Procédure devant la cour
Par une requête enregistrée le 12 novembre 2019, Mme G... et M. F..., représentés par Me Schürmann, avocat, demandent à la cour :
1°) de les admettre au bénéfice de l'aide juridictionnelle provisoire ;
2°) d'annuler ce jugement n° 1906147,1906159 du 30 octobre 2019 du magistrat désigné par le président du tribunal administratif de Grenoble ;
3°) d'annuler pour excès de pouvoir les décisions susmentionnées ;
4°) à titre subsidiaire, de suspendre l'exécution des décisions du 3 septembre 2019 jusqu'à la notification de l'arrêt de la Cour nationale du droit d'asile ;
5°) d'enjoindre au préfet de l'Isère de leur délivrer une attestation de demandeur d'asile dans un délai de 48 heures, à compter de la notification de l'arrêt à intervenir, sous astreinte de 100 euros par jour de retard, ou à défaut, de réexaminer leur demande ;
6°) de mettre à la charge de l'Etat la somme de 1 200 euros, au profit de leur conseil, en application des dispositions combinées de l'article L. 761-1 du code de justice administrative et de l'article 37 de la loi n° 91-647 du 10 juillet 1991, sous réserve que ce dernier renonce à percevoir la somme correspondant à la part contributive de l'Etat.
Ils soutiennent que :
- les obligations de quitter le territoire français sont devenues caduques du fait de la délivrance d'attestations de demandeur d'asile le 23 septembre 2019 ;
- elles sont entachées d'un défaut d'examen de leur situation personnelle, le préfet ayant omis d'évoquer l'état de santé de M. F....
En application de l'article R. 611-7 du code de justice administrative, les parties ont informées de ce que l'arrêt était susceptible d'être fondé sur un moyen relevé d'office tiré de ce qu'eu égard à l'intervention de la décision de la Cour nationale du droit d'asile du 10 mars 2020, il n'y a plus lieu de statuer sur les conclusions tendant à ce que l'exécution des obligations de quitter le territoire français attaquées soit suspendue en application de l'article L. 743-3 du code de l'entrée et du séjour des étrangers et du droit d'asile.
M. F... et Mme G... ont été admis au bénéfice de l'aide juridictionnelle totale par une décision du 11 décembre 2019.
Vu les autres pièces du dossier ;
Vu :
- la convention européenne de sauvegarde des droits de l'homme et des libertés fondamentales ;
- le code de l'entrée et du séjour des étrangers et du droit d'asile ;
- la loi n° 91-647 du 10 juillet 1991 ;
- le code de justice administrative ;
Le président de la formation de jugement ayant dispensé le rapporteur public, sur sa proposition, de prononcer des conclusions à l'audience ;
Les parties ayant été régulièrement averties du jour de l'audience ;
Le rapport de Mme A..., présidente assesseure, ayant été entendu au cours de l'audience publique ;
Considérant ce qui suit :
1. Mme G... et M. F..., de nationalité géorgienne, nés respectivement, le 3 mars 1976 et le 22 septembre 1971, sont entrés en France, le 19 juillet 2018. L'asile leur a été refusé par l'Office français de protection des réfugiés et apatrides (OFPRA), le 19 juillet 2019. Par décisions du 3 septembre 2019, le préfet de l'Isère, sur le fondement du 6° du I de l'article L. 511-1 du code de l'entrée et du séjour des étrangers et du droit d'asile, les a obligés à quitter le territoire français dans un délai de trente jours.
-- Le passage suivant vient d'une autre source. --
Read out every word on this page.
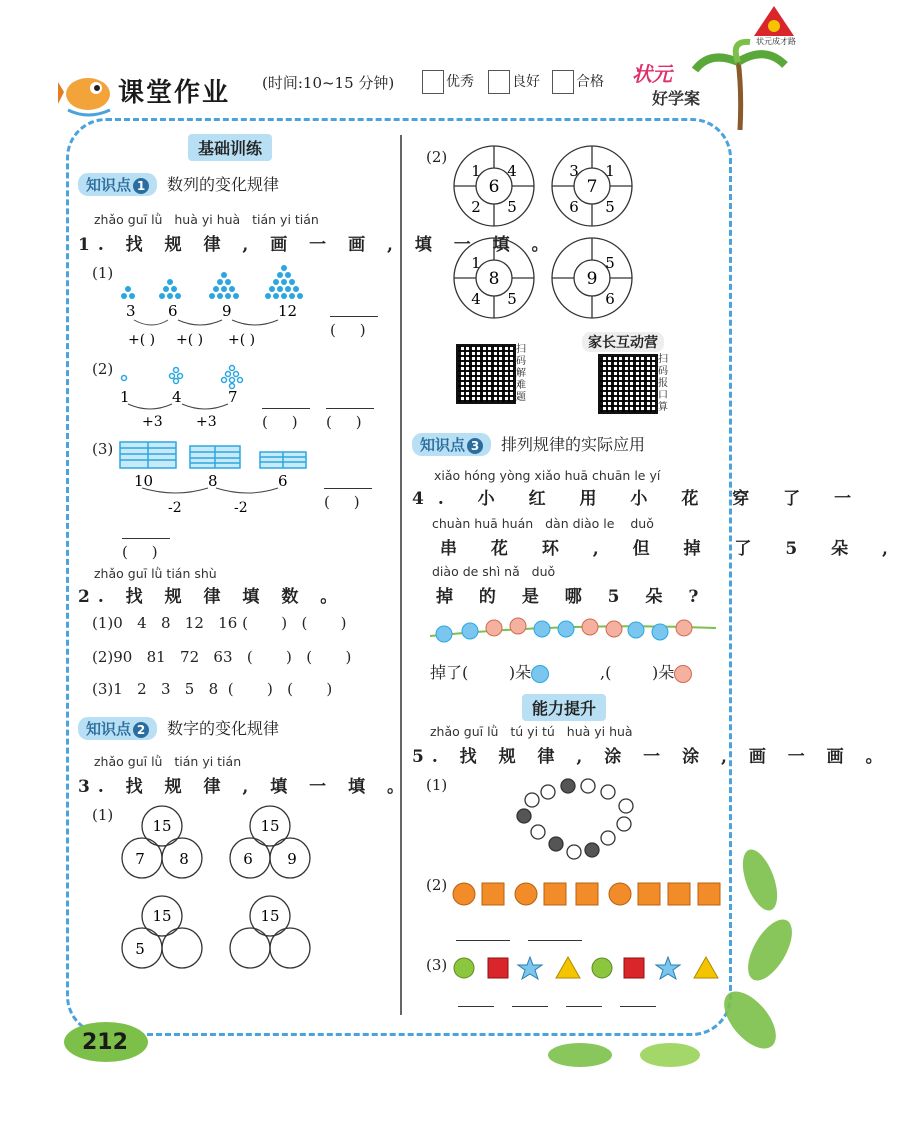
课堂作业 (时间:10~15 分钟)	优秀	良好	合格 状元
好学案
状元成才路
基础训练
知识点 1 数列的变化规律
zhǎo guī lǜ   huà yi huà   tián yi tián
1. 找 规 律 , 画 一 画 , 填 一 填 。
(1)
3 6	9	12
+( ) +( ) +( )
(     )
(2)
1	4	7
+3 +3	(     )	(     )
(3)
10	8	6
-2	-2	(     )
(     )
zhǎo guī lǜ tián shù
2. 找 规 律 填 数 。
(1)0   4   8   12   16 (       )   (       )
(2)90   81   72   63 (       )   (       )
(3)1   2   3   5   8 (       )   (       )
知识点 2 数字的变化规律
zhǎo guī lǜ   tián yi tián
3. 找 规 律 , 填 一 填 。
(1)
15
7 8
15
6 9
15
5
15
(2)
6
1 4
2 5
7
3 1
6 5
8
1
4 5
9
5
6
扫码解难题
家长互动营
扫码报口算
知识点 3 排列规律的实际应用
xiǎo hóng yòng xiǎo huā chuān le yí
4. 小 红 用 小 花 穿 了 一
chuàn huā huán   dàn diào le    duǒ
串 花 环 , 但 掉 了 5 朵 ,
diào de shì nǎ   duǒ
掉 的 是 哪 5 朵 ?
掉了(        )朵	,(        )朵
能力提升
zhǎo guī lǜ   tú yi tú   huà yi huà
5. 找 规 律 , 涂 一 涂 , 画 一 画 。
(1)
(2)
(3)
212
Par décisions du 10 mars 2020, notifiées le 10 avril 2020, la Cour nationale du droit d'asile (CNDA) a confirmé ces refus. Mme G... et M. F... ont demandé, le 17 septembre 2019, au tribunal administratif de Grenoble de prononcer l'annulation des décisions du 3 septembre 2019 par lesquelles le préfet de l'Isère leur a fait obligation de quitter le territoire français dans le délai de trente jours. Mme G... et M. F... font appel du jugement par lequel le magistrat désigné par le président du tribunal administratif de Grenoble a rejeté leur demande.
Sur les conclusions tendant au bénéfice de l'aide juridictionnelle provisoire :
2. Il est constant que l'aide juridictionnelle totale a été accordée à M. F... et à Mme G... par une décision du 11 décembre 2019. Par suite, leurs conclusions tendant à ce que leur soit accordée l'aide juridictionnelle à titre provisoire sont sans objet. Il n'y a pas lieu de statuer sur ces conclusions.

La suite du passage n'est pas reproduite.